The concept of "editable chain of thought" where users can review and modify the agent's planned approach before execution may become a common pattern for agents that require significant time or resources to execute. This gives users agency and builds confidence that their time investment will be well-spent.
## Technical Stack and Implementation Details
While the team uses some internal Google infrastructure, they emphasized that most of the technical approach could be replicated by external teams using public APIs and standard tooling. The custom post-training is the primary differentiator that isn't directly accessible to outside teams, though similar results could potentially be achieved through fine-tuning or other adaptation techniques.
The architecture doesn't rely on specialized search ranking algorithms beyond what the model itself learns to do. When presented with search results, the model evaluates which sources appear most relevant and decides which to explore further based on the information scent and how it relates to the research plan. This ranking is emergent from the model's capabilities rather than being explicitly engineered.
For content extraction, they balance between processed formats (markdown) and raw formats (HTML) depending on what works best for the model generation they're using and the specific content being analyzed. Newer model generations handle raw HTML better, reducing the need for preprocessing, but markdown conversion still helps with noise reduction when appropriate.
The team maintains all the infrastructure internally rather than relying on external agent frameworks or orchestration platforms. This reflects their view that the agent space is still too early and fast-moving to standardize on horizontal platforms. They believe teams should focus on building one vertical use case really well rather than trying to generalize too early. As Bret Taylor of Sierra noted in a related interview, most successful agent companies are building their full stacks internally rather than relying on external frameworks, at least in 2025.
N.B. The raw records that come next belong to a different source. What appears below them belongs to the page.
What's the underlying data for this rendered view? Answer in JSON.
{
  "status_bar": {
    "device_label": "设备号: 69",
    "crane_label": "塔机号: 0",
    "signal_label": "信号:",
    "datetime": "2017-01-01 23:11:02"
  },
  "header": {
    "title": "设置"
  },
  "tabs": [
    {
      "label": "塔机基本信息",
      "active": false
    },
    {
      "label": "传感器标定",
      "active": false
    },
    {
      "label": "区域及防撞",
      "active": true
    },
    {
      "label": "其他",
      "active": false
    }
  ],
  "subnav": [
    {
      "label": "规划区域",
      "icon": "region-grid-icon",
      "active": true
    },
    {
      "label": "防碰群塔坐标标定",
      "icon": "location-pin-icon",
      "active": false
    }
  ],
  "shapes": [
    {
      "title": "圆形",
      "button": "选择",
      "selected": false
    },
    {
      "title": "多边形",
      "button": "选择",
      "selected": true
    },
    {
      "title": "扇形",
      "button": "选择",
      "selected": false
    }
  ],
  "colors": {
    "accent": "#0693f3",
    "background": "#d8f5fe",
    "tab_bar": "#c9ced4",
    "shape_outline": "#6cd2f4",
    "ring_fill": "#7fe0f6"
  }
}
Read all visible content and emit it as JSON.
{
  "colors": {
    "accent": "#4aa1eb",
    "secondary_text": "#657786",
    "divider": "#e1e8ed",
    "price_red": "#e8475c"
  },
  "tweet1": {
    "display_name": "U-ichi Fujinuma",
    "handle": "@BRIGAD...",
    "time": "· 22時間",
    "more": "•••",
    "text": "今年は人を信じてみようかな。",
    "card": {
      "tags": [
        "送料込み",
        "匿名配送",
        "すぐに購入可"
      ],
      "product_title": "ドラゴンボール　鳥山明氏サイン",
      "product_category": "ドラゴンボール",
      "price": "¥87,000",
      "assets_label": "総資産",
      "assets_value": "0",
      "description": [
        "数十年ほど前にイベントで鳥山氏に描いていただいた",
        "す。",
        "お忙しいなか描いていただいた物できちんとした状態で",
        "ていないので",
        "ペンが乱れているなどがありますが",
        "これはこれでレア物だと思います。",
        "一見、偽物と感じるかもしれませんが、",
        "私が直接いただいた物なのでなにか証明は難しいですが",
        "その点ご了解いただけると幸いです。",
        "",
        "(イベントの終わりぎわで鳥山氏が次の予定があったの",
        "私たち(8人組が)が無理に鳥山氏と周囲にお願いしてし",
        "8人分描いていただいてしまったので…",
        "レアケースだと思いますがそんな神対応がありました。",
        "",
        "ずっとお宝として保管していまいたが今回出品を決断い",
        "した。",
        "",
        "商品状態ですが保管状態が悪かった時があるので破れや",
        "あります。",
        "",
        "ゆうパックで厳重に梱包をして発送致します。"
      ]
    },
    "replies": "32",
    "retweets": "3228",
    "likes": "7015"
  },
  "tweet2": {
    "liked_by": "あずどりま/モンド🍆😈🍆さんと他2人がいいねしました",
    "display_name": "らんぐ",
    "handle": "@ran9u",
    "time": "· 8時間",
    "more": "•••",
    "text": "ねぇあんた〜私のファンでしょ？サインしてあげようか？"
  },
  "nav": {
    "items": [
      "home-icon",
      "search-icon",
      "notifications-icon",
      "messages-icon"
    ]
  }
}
## Market Context and Competitive Landscape
Gemini Deep Research launched in December 2024, establishing the category. OpenAI released their Deep Research agent in early February 2025, followed quickly by numerous open-source clones, Perplexity's Deep Research, and xAI's Deep Search. This rapid proliferation validated the concept while also intensifying competition.
The team views this as a healthy dynamic where good ideas get reproduced and built upon across the industry. They were pleased to see other products adopt some of their key design principles like transparent research plans, real-time visibility into sources being browsed, and side-by-side artifact presentation. Rather than viewing this as pure competition, they see it as evidence that these patterns represent good solutions to common UX challenges in agent design.
From a marketing perspective, OpenAI's launch generated significantly more public attention and benchmark comparisons despite launching months after Gemini. The team has deliberately chosen not to over-invest in benchmarks for a product where synthetic evaluations don't capture real user value, though they acknowledge benchmarks serve important purposes for technical communities and can effectively motivate research teams internally.
The broader trajectory points toward "Deep Research" style agents becoming table stakes across AI assistants, with differentiation coming from quality, speed, depth, personalization, and integration with specific workflows or knowledge bases. The team expects continued rapid evolution as models improve, costs decrease, and teams learn what users actually want from research agents versus what sounds good in theory.